You know if an article that we read mentions eminent domain, we get excited. When we read about eminent domain and outer space, we knew it was something that we had to share.
On April 2, 2020, the White House issued an executive order on “encouraging international support for the recovery and use of space resources.” Karl Grossman, a professor of journalism at the State University of New York, College at Old Westbury, thinks that is a push by the US to militarize and commercialize space.
The executive order states: “Americans should have the right to engage in commercial exploration, recovery, and use of resources in outer space, consistent with applicable law. Outer space is a legally and physically unique domain of human activity, and the United States does not view it as a global commons. Accordingly, it shall be the policy of the United States to encourage international support for the public and private recovery and use of resources in outer space, consistent with applicable law.”

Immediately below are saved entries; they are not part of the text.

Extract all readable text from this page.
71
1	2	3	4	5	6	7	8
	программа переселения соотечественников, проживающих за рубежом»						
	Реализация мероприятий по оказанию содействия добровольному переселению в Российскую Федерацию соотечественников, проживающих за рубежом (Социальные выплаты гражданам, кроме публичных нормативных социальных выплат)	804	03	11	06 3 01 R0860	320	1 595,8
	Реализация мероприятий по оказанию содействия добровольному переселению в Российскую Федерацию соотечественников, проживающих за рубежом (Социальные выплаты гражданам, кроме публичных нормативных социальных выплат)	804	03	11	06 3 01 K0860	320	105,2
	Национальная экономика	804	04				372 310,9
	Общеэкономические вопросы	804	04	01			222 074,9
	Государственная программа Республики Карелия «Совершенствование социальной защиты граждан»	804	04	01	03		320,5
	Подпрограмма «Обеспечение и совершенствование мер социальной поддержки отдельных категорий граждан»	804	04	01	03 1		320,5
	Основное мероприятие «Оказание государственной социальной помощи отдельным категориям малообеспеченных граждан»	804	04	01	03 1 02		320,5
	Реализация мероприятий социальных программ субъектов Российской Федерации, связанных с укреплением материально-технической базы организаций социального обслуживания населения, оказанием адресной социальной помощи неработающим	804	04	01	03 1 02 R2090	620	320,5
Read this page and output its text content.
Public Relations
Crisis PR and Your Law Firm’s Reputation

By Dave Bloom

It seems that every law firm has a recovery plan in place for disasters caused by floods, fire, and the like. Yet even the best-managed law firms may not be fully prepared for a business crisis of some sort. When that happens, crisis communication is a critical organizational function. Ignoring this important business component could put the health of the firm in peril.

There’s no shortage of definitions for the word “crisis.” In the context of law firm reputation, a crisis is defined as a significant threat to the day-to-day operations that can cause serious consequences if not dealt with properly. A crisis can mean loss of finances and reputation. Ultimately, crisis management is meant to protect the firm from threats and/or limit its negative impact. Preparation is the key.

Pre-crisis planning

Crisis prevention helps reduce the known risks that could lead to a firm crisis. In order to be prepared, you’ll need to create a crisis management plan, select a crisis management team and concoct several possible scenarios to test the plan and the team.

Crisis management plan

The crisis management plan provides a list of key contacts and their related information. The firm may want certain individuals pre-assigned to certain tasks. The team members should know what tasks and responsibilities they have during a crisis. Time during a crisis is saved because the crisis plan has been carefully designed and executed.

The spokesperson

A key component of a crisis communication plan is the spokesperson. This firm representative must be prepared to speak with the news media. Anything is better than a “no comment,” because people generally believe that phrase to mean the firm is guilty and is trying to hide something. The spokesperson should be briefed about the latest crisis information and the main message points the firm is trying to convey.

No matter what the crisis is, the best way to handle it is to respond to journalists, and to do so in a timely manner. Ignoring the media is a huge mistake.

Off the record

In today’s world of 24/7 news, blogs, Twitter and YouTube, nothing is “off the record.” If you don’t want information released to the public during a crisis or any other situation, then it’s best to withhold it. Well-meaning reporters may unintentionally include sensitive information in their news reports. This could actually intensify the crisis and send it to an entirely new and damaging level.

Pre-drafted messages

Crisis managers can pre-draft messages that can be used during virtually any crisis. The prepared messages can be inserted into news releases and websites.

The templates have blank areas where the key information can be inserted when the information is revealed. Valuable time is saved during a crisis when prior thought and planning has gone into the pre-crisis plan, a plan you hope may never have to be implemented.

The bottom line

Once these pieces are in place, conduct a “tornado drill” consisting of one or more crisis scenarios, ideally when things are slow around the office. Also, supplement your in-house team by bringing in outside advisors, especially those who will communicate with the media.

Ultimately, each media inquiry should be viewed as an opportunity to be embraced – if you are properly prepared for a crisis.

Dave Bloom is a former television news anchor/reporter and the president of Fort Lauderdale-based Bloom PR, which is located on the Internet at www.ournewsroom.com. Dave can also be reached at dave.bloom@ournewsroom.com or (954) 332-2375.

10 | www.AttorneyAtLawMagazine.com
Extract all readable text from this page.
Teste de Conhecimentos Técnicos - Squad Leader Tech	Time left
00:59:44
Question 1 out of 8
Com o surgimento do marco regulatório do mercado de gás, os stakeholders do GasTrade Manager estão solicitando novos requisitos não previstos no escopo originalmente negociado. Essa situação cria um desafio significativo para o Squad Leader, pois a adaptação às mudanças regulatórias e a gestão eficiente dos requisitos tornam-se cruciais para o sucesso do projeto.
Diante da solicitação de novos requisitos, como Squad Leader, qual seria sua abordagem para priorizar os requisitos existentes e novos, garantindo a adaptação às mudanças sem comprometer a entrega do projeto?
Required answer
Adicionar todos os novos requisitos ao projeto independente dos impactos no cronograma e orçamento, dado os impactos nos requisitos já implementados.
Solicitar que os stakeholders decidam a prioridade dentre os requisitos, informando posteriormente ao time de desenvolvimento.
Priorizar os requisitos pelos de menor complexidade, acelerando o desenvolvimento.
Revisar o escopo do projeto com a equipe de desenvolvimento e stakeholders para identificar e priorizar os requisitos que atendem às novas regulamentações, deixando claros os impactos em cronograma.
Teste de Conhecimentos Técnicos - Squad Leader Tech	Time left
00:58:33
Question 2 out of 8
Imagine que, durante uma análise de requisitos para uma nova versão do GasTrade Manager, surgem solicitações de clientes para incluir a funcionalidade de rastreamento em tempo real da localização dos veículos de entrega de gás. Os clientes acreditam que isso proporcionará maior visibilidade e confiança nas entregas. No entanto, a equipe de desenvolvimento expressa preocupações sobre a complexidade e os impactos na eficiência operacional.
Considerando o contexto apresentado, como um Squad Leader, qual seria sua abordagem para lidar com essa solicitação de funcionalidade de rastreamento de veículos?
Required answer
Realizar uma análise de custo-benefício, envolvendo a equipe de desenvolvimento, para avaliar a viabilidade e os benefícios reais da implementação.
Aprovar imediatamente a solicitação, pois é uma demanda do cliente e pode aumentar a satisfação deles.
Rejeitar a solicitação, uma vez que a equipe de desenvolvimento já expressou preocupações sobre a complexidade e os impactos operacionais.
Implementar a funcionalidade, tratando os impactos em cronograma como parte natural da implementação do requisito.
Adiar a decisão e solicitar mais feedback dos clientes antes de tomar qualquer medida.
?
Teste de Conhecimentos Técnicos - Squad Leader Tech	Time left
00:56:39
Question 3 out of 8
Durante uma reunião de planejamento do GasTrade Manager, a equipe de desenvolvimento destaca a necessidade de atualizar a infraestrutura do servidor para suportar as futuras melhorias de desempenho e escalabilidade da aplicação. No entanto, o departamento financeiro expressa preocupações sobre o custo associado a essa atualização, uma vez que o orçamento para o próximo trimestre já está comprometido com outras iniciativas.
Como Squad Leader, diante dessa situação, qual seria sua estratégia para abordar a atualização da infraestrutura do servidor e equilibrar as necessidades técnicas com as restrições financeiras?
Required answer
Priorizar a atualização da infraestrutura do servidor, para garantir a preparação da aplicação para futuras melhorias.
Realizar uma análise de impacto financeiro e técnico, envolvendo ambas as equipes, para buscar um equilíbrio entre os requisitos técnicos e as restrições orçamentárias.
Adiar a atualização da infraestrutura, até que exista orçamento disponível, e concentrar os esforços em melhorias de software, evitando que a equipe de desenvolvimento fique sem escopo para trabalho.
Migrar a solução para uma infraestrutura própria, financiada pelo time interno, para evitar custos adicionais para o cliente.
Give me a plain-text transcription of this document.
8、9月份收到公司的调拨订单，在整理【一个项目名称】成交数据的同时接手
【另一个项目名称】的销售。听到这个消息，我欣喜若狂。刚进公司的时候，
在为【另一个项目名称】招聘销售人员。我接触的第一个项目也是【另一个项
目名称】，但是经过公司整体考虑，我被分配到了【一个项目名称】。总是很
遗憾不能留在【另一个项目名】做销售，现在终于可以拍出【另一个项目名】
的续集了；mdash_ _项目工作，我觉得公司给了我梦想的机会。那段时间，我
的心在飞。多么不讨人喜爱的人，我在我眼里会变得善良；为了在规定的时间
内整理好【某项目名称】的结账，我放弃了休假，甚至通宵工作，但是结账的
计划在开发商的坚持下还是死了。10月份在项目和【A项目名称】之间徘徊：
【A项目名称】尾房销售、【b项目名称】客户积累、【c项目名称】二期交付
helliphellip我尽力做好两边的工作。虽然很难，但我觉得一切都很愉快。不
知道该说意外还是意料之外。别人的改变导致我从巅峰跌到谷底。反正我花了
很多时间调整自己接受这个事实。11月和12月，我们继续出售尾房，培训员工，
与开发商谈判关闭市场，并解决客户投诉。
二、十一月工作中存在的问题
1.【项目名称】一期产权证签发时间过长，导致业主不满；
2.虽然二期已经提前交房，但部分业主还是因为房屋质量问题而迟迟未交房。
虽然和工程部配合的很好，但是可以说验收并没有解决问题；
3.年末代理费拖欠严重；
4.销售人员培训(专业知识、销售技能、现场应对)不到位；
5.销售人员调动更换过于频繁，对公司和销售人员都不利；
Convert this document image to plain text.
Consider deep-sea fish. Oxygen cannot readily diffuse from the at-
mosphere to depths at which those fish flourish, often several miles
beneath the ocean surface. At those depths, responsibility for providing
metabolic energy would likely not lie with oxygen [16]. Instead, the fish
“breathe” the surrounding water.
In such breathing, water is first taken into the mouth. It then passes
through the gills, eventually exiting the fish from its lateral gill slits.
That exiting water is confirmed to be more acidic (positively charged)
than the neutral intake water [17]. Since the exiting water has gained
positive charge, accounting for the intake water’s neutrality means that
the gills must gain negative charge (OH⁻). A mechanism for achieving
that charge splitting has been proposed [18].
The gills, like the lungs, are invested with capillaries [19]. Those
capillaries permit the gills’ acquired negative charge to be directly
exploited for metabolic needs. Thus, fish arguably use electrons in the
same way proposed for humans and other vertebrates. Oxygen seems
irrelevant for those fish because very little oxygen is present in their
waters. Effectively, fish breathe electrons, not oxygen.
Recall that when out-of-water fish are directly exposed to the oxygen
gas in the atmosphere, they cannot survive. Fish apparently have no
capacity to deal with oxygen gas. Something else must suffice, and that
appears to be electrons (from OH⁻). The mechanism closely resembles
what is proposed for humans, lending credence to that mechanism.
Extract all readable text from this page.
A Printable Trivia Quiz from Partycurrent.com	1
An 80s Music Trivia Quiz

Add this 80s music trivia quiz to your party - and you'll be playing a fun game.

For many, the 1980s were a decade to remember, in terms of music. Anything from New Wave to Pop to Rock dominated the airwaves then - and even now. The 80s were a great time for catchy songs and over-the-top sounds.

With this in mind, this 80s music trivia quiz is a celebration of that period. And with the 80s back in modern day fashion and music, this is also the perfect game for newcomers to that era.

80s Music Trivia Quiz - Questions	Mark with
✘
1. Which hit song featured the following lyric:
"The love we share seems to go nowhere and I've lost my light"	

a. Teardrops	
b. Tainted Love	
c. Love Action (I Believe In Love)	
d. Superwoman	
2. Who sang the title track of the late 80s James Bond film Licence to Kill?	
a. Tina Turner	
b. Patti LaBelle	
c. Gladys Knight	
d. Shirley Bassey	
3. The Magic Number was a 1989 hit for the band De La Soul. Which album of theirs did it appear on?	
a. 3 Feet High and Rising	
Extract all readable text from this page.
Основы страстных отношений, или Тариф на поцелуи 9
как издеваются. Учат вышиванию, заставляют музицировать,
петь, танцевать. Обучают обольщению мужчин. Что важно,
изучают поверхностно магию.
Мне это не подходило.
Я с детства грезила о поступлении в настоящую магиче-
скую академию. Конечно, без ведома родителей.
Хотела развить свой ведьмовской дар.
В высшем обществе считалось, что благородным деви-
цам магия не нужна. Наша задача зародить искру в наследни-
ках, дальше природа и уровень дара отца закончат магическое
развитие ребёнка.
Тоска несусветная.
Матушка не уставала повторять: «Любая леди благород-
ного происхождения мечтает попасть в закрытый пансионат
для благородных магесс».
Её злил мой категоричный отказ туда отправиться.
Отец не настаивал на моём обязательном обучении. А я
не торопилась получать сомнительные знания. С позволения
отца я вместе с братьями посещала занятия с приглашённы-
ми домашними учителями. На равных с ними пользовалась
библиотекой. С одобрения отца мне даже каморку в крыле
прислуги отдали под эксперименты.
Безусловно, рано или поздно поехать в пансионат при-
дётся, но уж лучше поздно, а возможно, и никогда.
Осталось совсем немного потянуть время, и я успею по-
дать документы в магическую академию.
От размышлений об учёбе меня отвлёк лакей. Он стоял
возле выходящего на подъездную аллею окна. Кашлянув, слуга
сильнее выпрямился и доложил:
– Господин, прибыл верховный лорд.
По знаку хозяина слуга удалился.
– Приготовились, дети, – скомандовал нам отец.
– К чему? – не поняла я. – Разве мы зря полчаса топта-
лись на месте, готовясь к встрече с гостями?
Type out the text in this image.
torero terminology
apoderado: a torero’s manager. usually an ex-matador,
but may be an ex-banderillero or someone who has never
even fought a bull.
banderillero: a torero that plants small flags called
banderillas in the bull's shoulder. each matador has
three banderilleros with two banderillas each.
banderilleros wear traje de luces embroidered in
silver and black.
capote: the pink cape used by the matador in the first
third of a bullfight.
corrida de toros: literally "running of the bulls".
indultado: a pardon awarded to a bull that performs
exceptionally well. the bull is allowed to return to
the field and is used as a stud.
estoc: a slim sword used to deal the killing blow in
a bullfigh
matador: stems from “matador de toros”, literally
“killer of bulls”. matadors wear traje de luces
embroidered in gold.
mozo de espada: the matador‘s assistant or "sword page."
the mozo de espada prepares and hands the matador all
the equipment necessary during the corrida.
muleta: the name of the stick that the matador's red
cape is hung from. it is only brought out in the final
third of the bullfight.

According to Grossman, the term “international support” heavily implies that the US has a unilateral right to engage in the recovery and use of resources in space. “So between denial and greed, here the US is moving ahead quite unilaterally to exploit - I think there’s gold up there. It’s very important. We’ve discussed this before - how US military documents throughout the years have actually talked about the US military moving up into space … We [the US] somehow think we have eminent domain,” Grossman said.
A report by Space Daily, an online outer space news site, notes that space is a “challenging place for commercial activity,” especially since an increased body of knowledge points to there being valuable minerals such as gold, silver and platinum on celestial bodies such as the moon.
In 1967 the United States signed a non-binding treaty, aptly named the “Outer Space Treaty of 1967” which says that “the exploration and use of outer space shall be carried out for the benefit and in the interests of all countries and shall be the province of all mankind.” And that “outer space shall be free for exploration and use by all States” and “outer space is not subject to national appropriation by claim of sovereignty, by means of use or occupation, or by any other means.”
You may not know this (and that’s why you should read our blog) but there is a Moon Agreement. This agreement says, “the moon and its natural resources are the common heritage of mankind,” and an “international regime should be established to govern the exploitation of such resources when such exploitation is about to become feasible.”. Adopted in 1979 by the United Nations General Assembly, it has 18 signatories, none of which are major space powers such as Russia, China and the US. The potential issue that experts see is that it may open up the moon’s resources to the United States under the recent executive order.
This all leads us to one last thought. Will there be a requirement for eminent domain lawyers to take an outer space bar exam?